Staples, Inc. Announces Second Quarter 2013 Performance
Staples, Inc., headquartered in Framigham, Wednesday said total company sales for the second quarter of 2013 were $5.3 billion, a decrease of two percent compared to the second quarter of 2012.
Second quarter 2013 total company sales growth was negatively impacted by approximately one percent due to 103 store closures in North America and Europe during the 12 months preceding the second quarter of 2013.
“We continue to make progress on our strategic plan to reinvent Staples,” said Ron Sargent, Staples’ chairman and chief executive officer. “We drove online sales growth and aggressively managed expenses during the second quarter, but this progress was offset by weakness in our retail stores and international businesses.”
The company generated operating cash flow of $348 million and invested $124 million in capital expenditures year to date, resulting in free cash flow of $224 million for the first half of 2013, an increase of $93 million compared to the first half of 2012.

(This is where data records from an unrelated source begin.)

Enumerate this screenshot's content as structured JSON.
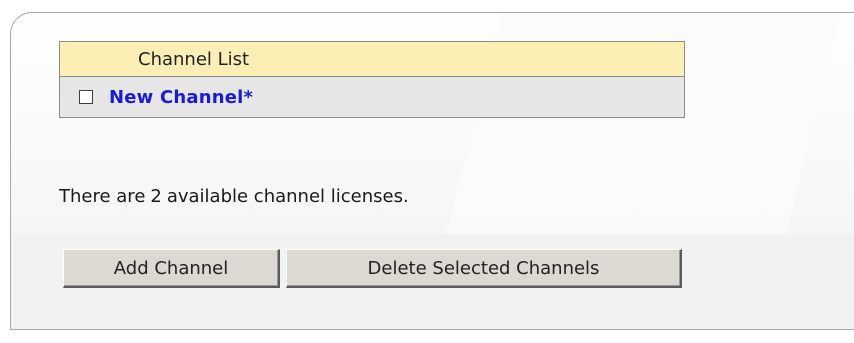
{
  "channel_list": {
    "header": "Channel List",
    "items": [
      {
        "label": "New Channel*",
        "checked": false
      }
    ]
  },
  "licenses": {
    "prefix": "There are",
    "count": "2",
    "suffix": "available channel licenses."
  },
  "buttons": {
    "add": "Add Channel",
    "delete": "Delete Selected Channels"
  },
  "colors": {
    "header_bg": "#fcefb5",
    "row_bg": "#e6e6e6",
    "link": "#1a1adf",
    "button_bg": "#dcd8d2"
  }
}
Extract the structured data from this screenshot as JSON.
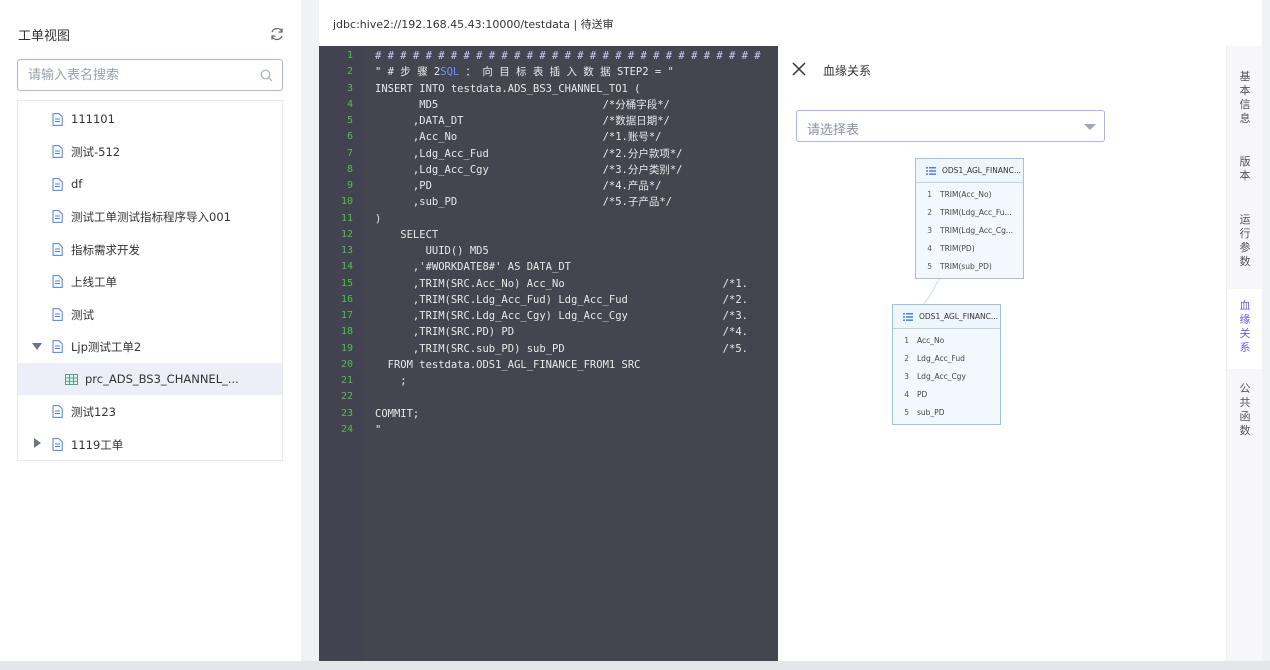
{
  "sidebar": {
    "title": "工单视图",
    "search_placeholder": "请输入表名搜索",
    "tree": [
      {
        "label": "111101",
        "kind": "doc"
      },
      {
        "label": "测试-512",
        "kind": "doc"
      },
      {
        "label": "df",
        "kind": "doc"
      },
      {
        "label": "测试工单测试指标程序导入001",
        "kind": "doc"
      },
      {
        "label": "指标需求开发",
        "kind": "doc"
      },
      {
        "label": "上线工单",
        "kind": "doc"
      },
      {
        "label": "测试",
        "kind": "doc"
      },
      {
        "label": "Ljp测试工单2",
        "kind": "doc",
        "expanded": true
      },
      {
        "label": "prc_ADS_BS3_CHANNEL_...",
        "kind": "table",
        "selected": true
      },
      {
        "label": "测试123",
        "kind": "doc"
      },
      {
        "label": "1119工单",
        "kind": "doc",
        "collapsed": true
      }
    ]
  },
  "topbar": {
    "connection": "jdbc:hive2://192.168.45.43:10000/testdata   |   待送审"
  },
  "editor": {
    "lines": [
      {
        "n": "1",
        "text": "# # # # # # # # # # # # # # # # # # # # # # # # # # # # # # #"
      },
      {
        "n": "2",
        "text": "\" # 步 骤 2SQL ： 向 目 标 表 插 入 数 据 STEP2 = \""
      },
      {
        "n": "3",
        "text": "INSERT INTO testdata.ADS_BS3_CHANNEL_TO1 ("
      },
      {
        "n": "4",
        "text": "       MD5                          /*分桶字段*/"
      },
      {
        "n": "5",
        "text": "      ,DATA_DT                      /*数据日期*/"
      },
      {
        "n": "6",
        "text": "      ,Acc_No                       /*1.账号*/"
      },
      {
        "n": "7",
        "text": "      ,Ldg_Acc_Fud                  /*2.分户款项*/"
      },
      {
        "n": "8",
        "text": "      ,Ldg_Acc_Cgy                  /*3.分户类别*/"
      },
      {
        "n": "9",
        "text": "      ,PD                           /*4.产品*/"
      },
      {
        "n": "10",
        "text": "      ,sub_PD                       /*5.子产品*/"
      },
      {
        "n": "11",
        "text": ")"
      },
      {
        "n": "12",
        "text": "    SELECT"
      },
      {
        "n": "13",
        "text": "        UUID() MD5"
      },
      {
        "n": "14",
        "text": "      ,'#WORKDATE8#' AS DATA_DT"
      },
      {
        "n": "15",
        "text": "      ,TRIM(SRC.Acc_No) Acc_No                         /*1."
      },
      {
        "n": "16",
        "text": "      ,TRIM(SRC.Ldg_Acc_Fud) Ldg_Acc_Fud               /*2."
      },
      {
        "n": "17",
        "text": "      ,TRIM(SRC.Ldg_Acc_Cgy) Ldg_Acc_Cgy               /*3."
      },
      {
        "n": "18",
        "text": "      ,TRIM(SRC.PD) PD                                 /*4."
      },
      {
        "n": "19",
        "text": "      ,TRIM(SRC.sub_PD) sub_PD                         /*5."
      },
      {
        "n": "20",
        "text": "  FROM testdata.ODS1_AGL_FINANCE_FROM1 SRC"
      },
      {
        "n": "21",
        "text": "    ;"
      },
      {
        "n": "22",
        "text": ""
      },
      {
        "n": "23",
        "text": "COMMIT;"
      },
      {
        "n": "24",
        "text": "\""
      }
    ]
  },
  "lineage": {
    "title": "血缘关系",
    "select_placeholder": "请选择表",
    "nodes": [
      {
        "title": "ODS1_AGL_FINANC...",
        "rows": [
          {
            "n": "1",
            "label": "TRIM(Acc_No)"
          },
          {
            "n": "2",
            "label": "TRIM(Ldg_Acc_Fu..."
          },
          {
            "n": "3",
            "label": "TRIM(Ldg_Acc_Cg..."
          },
          {
            "n": "4",
            "label": "TRIM(PD)"
          },
          {
            "n": "5",
            "label": "TRIM(sub_PD)"
          }
        ]
      },
      {
        "title": "ODS1_AGL_FINANC...",
        "rows": [
          {
            "n": "1",
            "label": "Acc_No"
          },
          {
            "n": "2",
            "label": "Ldg_Acc_Fud"
          },
          {
            "n": "3",
            "label": "Ldg_Acc_Cgy"
          },
          {
            "n": "4",
            "label": "PD"
          },
          {
            "n": "5",
            "label": "sub_PD"
          }
        ]
      }
    ]
  },
  "right_tabs": [
    {
      "label": "基本信息"
    },
    {
      "label": "版本"
    },
    {
      "label": "运行参数"
    },
    {
      "label": "血缘关系",
      "active": true
    },
    {
      "label": "公共函数"
    }
  ],
  "colors": {
    "accent": "#6a5ce8",
    "editor_bg": "#45454f",
    "line_number": "#4fbf4f",
    "node_border": "#9cc2e6"
  }
}
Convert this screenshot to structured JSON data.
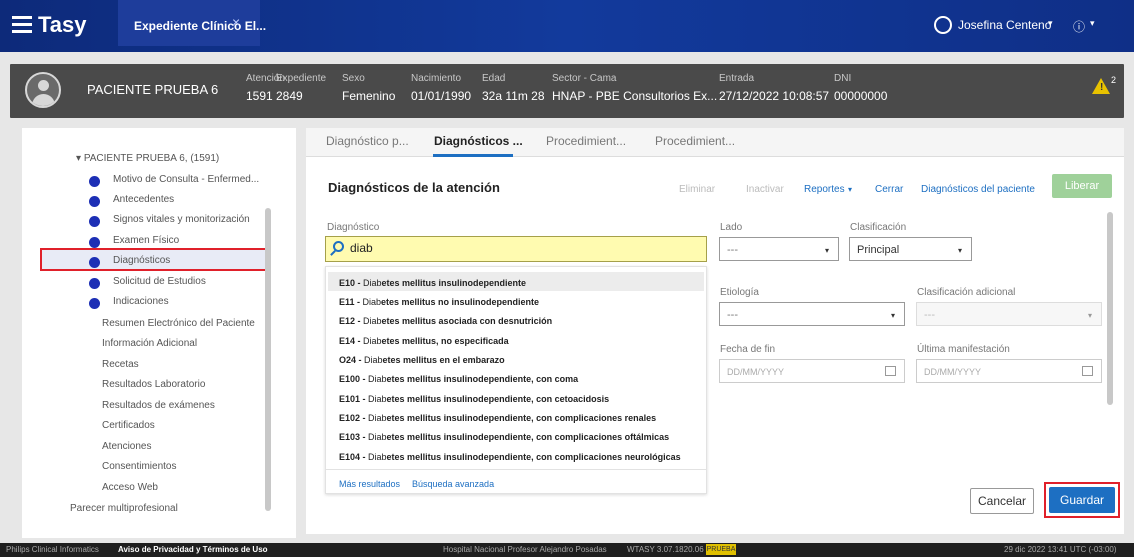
{
  "app": {
    "name": "Tasy",
    "tab_label": "Expediente Clínico El...",
    "tab_close": "×",
    "user_name": "Josefina Centeno",
    "user_caret": "▾",
    "info_symbol": "ⓘ",
    "info_caret": "▾"
  },
  "patient": {
    "name": "PACIENTE PRUEBA 6",
    "fields": [
      {
        "label": "Atención",
        "value": "1591"
      },
      {
        "label": "Expediente",
        "value": "2849"
      },
      {
        "label": "Sexo",
        "value": "Femenino"
      },
      {
        "label": "Nacimiento",
        "value": "01/01/1990"
      },
      {
        "label": "Edad",
        "value": "32a 11m 28"
      },
      {
        "label": "Sector - Cama",
        "value": "HNAP - PBE Consultorios Ex..."
      },
      {
        "label": "Entrada",
        "value": "27/12/2022 10:08:57"
      },
      {
        "label": "DNI",
        "value": "00000000"
      }
    ],
    "warning_mark": "!",
    "warning_count": "2",
    "warning_color": "#e8c200"
  },
  "tree": {
    "root": "PACIENTE PRUEBA 6, (1591)",
    "items": [
      "Motivo de Consulta - Enfermed...",
      "Antecedentes",
      "Signos vitales y monitorización",
      "Examen Físico",
      "Diagnósticos",
      "Solicitud de Estudios",
      "Indicaciones"
    ],
    "subitems": [
      "Resumen Electrónico del Paciente",
      "Información Adicional",
      "Recetas",
      "Resultados Laboratorio",
      "Resultados de exámenes",
      "Certificados",
      "Atenciones",
      "Consentimientos",
      "Acceso Web"
    ],
    "footer_item": "Parecer multiprofesional"
  },
  "tabs": [
    "Diagnóstico p...",
    "Diagnósticos ...",
    "Procedimient...",
    "Procedimient..."
  ],
  "section": {
    "title": "Diagnósticos de la atención",
    "actions": {
      "eliminar": "Eliminar",
      "inactivar": "Inactivar",
      "reportes": "Reportes",
      "reportes_caret": "▾",
      "cerrar": "Cerrar",
      "diag_paciente": "Diagnósticos del paciente"
    },
    "liberar": "Liberar"
  },
  "form": {
    "diagnostico_label": "Diagnóstico",
    "search_value": "diab",
    "lado_label": "Lado",
    "lado_value": "---",
    "clasificacion_label": "Clasificación",
    "clasificacion_value": "Principal",
    "etiologia_label": "Etiología",
    "etiologia_value": "---",
    "clas_adicional_label": "Clasificación adicional",
    "clas_adicional_value": "---",
    "fecha_fin_label": "Fecha de fin",
    "fecha_fin_placeholder": "DD/MM/YYYY",
    "ultima_label": "Última manifestación",
    "ultima_placeholder": "DD/MM/YYYY",
    "caret": "▾"
  },
  "results": [
    "E10 - Diabetes mellitus insulinodependiente",
    "E11 - Diabetes mellitus no insulinodependiente",
    "E12 - Diabetes mellitus asociada con desnutrición",
    "E14 - Diabetes mellitus, no especificada",
    "O24 - Diabetes mellitus en el embarazo",
    "E100 - Diabetes mellitus insulinodependiente, con coma",
    "E101 - Diabetes mellitus insulinodependiente, con cetoacidosis",
    "E102 - Diabetes mellitus insulinodependiente, con complicaciones renales",
    "E103 - Diabetes mellitus insulinodependiente, con complicaciones oftálmicas",
    "E104 - Diabetes mellitus insulinodependiente, con complicaciones neurológicas"
  ],
  "results_links": {
    "more": "Más resultados",
    "advanced": "Búsqueda avanzada"
  },
  "buttons": {
    "cancel": "Cancelar",
    "save": "Guardar"
  },
  "footer": {
    "left": "Philips Clinical Informatics",
    "privacy": "Aviso de Privacidad y Términos de Uso",
    "hospital": "Hospital Nacional Profesor Alejandro Posadas",
    "version": "WTASY 3.07.1820.06",
    "badge": "PRUEBA",
    "datetime": "29 dic 2022  13:41  UTC (-03:00)"
  },
  "colors": {
    "topbar": "#0d2a7a",
    "accent": "#1d6fc2",
    "highlight": "#e0202a",
    "search_bg": "#fffbb0"
  }
}
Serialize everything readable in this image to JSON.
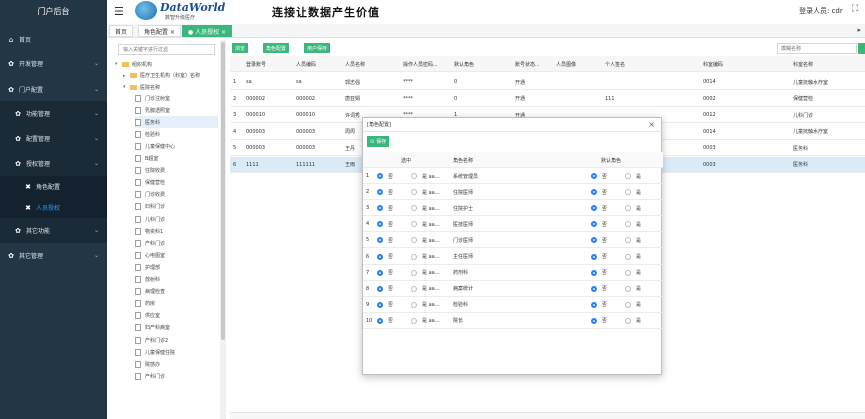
{
  "sidebar": {
    "title": "门户后台",
    "items": [
      {
        "label": "首页",
        "icon": "home-icon"
      },
      {
        "label": "开发管理",
        "icon": "gear-icon"
      },
      {
        "label": "门户配置",
        "icon": "gear-icon"
      },
      {
        "label": "功能管理",
        "icon": "gear-icon"
      },
      {
        "label": "配置管理",
        "icon": "gear-icon"
      },
      {
        "label": "授权管理",
        "icon": "gear-icon"
      },
      {
        "label": "角色配置",
        "icon": "tools-icon"
      },
      {
        "label": "人员授权",
        "icon": "tools-icon"
      },
      {
        "label": "其它功能",
        "icon": "gear-icon"
      },
      {
        "label": "其它管理",
        "icon": "gear-icon"
      }
    ]
  },
  "header": {
    "logo_text": "DataWorld",
    "logo_sub": "数智升级医疗",
    "slogan": "连接让数据产生价值",
    "user_label": "登录人员: cdr"
  },
  "tabs": [
    {
      "label": "首页"
    },
    {
      "label": "角色配置 ×"
    },
    {
      "label": "● 人员授权 ×"
    }
  ],
  "tree": {
    "search_placeholder": "输入关键字进行过滤",
    "nodes": [
      "组织机构",
      "医疗卫生机构（科室）名称",
      "医院名称",
      "门诊注射室",
      "乳腺透照室",
      "医务科",
      "检验科",
      "儿童保健中心",
      "B超室",
      "住院收费",
      "保健营检",
      "门诊收费",
      "妇科门诊",
      "儿科门诊",
      "物资科1",
      "产科门诊",
      "心电图室",
      "护理部",
      "放射科",
      "病理检查",
      "药房",
      "供应室",
      "妇产科病室",
      "产科门诊2",
      "儿童保健住院",
      "院感办",
      "产科门诊"
    ]
  },
  "toolbar": {
    "buttons": [
      "浏览",
      "角色配置",
      "用户保存"
    ],
    "search_placeholder": "模糊名称"
  },
  "grid": {
    "headers": [
      "登录账号",
      "人员编码",
      "人员名称",
      "操作人员密码...",
      "默认角色",
      "账号状态...",
      "人员图像",
      "个人签名",
      "科室编码",
      "科室名称"
    ],
    "rows": [
      [
        "sa",
        "sa",
        "郭志强",
        "****",
        "0",
        "开通",
        "",
        "",
        "0014",
        "儿童抚触水疗室"
      ],
      [
        "000002",
        "000002",
        "唐亚娟",
        "****",
        "0",
        "开通",
        "",
        "111",
        "0002",
        "保健营检"
      ],
      [
        "000010",
        "000010",
        "许词秀",
        "****",
        "1",
        "开通",
        "",
        "",
        "0012",
        "儿科门诊"
      ],
      [
        "000003",
        "000003",
        "周周",
        "",
        "",
        "",
        "",
        "",
        "0014",
        "儿童抚触水疗室"
      ],
      [
        "000003",
        "000003",
        "王丹",
        "",
        "",
        "",
        "",
        "",
        "0003",
        "医务科"
      ],
      [
        "1111",
        "111111",
        "王雨",
        "",
        "",
        "",
        "",
        "",
        "0003",
        "医务科"
      ]
    ]
  },
  "dialog": {
    "title": "[角色配置]",
    "save_label": "保存",
    "headers": [
      "选中",
      "角色名称",
      "默认角色"
    ],
    "no_label": "否",
    "yes_label": "是 aa...",
    "yes_short": "是",
    "rows": [
      {
        "role": "系统管理员"
      },
      {
        "role": "住院医师"
      },
      {
        "role": "住院护士"
      },
      {
        "role": "医技医师"
      },
      {
        "role": "门诊医师"
      },
      {
        "role": "主任医师"
      },
      {
        "role": "药剂科"
      },
      {
        "role": "病案统计"
      },
      {
        "role": "检验科"
      },
      {
        "role": "院长"
      }
    ]
  },
  "colors": {
    "sidebar": "#233646",
    "accent": "#3bb77e",
    "radio": "#2d7ff9"
  }
}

At the end of the second quarter, the company had $2.3 billion in liquidity, including $1.2 billion in cash and cash equivalents.
Sales for the second quarter of 2013 were $2.4 billion, a decrease of two percent compared to the second quarter of 2012.
Second quarter 2013 sales growth was negatively impacted by approximately one percent due to 54 store closures during the 12 months preceding the second quarter of 2013, net of estimated sales transfers to remaining stores.
The sales decline also reflects weakness in business machines and technology accessories, ink and toner, and computers, partially offset by growth in tablets, facilities and breakroom supplies, and copy and print services.
Comparable store sales, which exclude sales in Staples.com, decreased three percent, reflecting a two percent decline in traffic, and a one percent decline in average order size versus the prior year.
Staples.com sales grew three percent during the second quarter of 2013.
Sales for the second quarter of 2013 were $1.9 billion, an increase of one percent compared to the second quarter of 2012. This primarily reflects growth in facilities and breakroom supplies, furniture and tablets, partially offset by declines in office supplies and print solutions.
Operating income rate decreased 85 basis points to 6.59 percent compared to the second quarter of 2012. This decline primarily reflects increased sales force and marketing costs to drive growth, partially offset by reduced legal expense.
The company’s second quarter results were weaker than expected, and as a result the company is adjusting its sales and earnings outlook. The company expects full year 2013 sales to decrease in the low single-digits compared to 2012 sales on a 52 week basis of $23.9 billion.
Staples, with its worldwide headquarters in Framingham, is the world’s largest office products company and second largest internet retailer.